A comparative study between WGAN-GP and WGAN-CP for image generation

Jiajun Gao

doi:10.54254/2755-2721/83/2024GLG0059

1. Introduction

Introduced by Goodfellow et al. in 2014, Generative Adversarial Networks (GAN) consist of two neural networks: the discriminator and the generator. More specifically, the generator will generate data from the training dataset, and the discriminator will distinguish between produced and actual data [1]. The networks are trained in a minimax game where the generator tries to fool the discriminator, and the discriminator seeks to correctly discriminate between actual and fake data. Since they were first introduced, they have been used to develop amazing projects, such as generating images, improving the resolution of images, and predicting missing information [2,3]. While these GANs and their competing generator and discriminator models have been able to achieve great success, there have been several drawbacks of the network.

J-S divergence is commonly used to measure the difference between the generated and real data distributions when utilizing classic GANs. On the other hand, when the discriminator is overly powerful, J-S divergence may result in vanishing gradients, which could lead to training instability. Furthermore, the generator of a typical GAN produces a restricted range of samples, a phenomenon known as model collapse. In the case of convergence failure, the model fails to produce optimal or high-quality results. In the case of pattern collapse, the model fails to produce unique images that repeat similar patterns or qualities [4].

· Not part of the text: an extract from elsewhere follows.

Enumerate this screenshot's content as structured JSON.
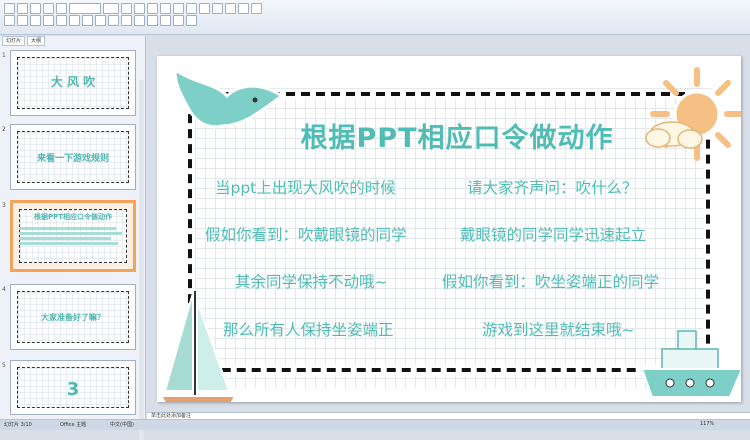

To improve traditional GANs, Wasserstein GAN (WGAN) was introduced by Arjovsky, M., Chintala, S., & Bottou, L. in 2017 [5]. The Wasserstein distance—also referred to as the Earth-mover distance—is used by WGAN. A more useful indicator of distribution similarity is the Wasserstein distance, which calculates the least amount of mass that must be transported to change one distribution into another. This approach provides a more meaningful measure of distribution similarity and offers several advantages over traditional GANs. Although WGAN is better than traditional GAN, it also has a problem. Weight clipping is not a useful technique for enforcing a Lipschitz limitation [6]. It could take some time for the weights to reach their limits when the clipping parameter is large, which makes it challenging to train the critic to optimality. On the other hand, vanishing gradients may result from small clipping parameters, particularly in deep networks or in situations where batch normalization is not used.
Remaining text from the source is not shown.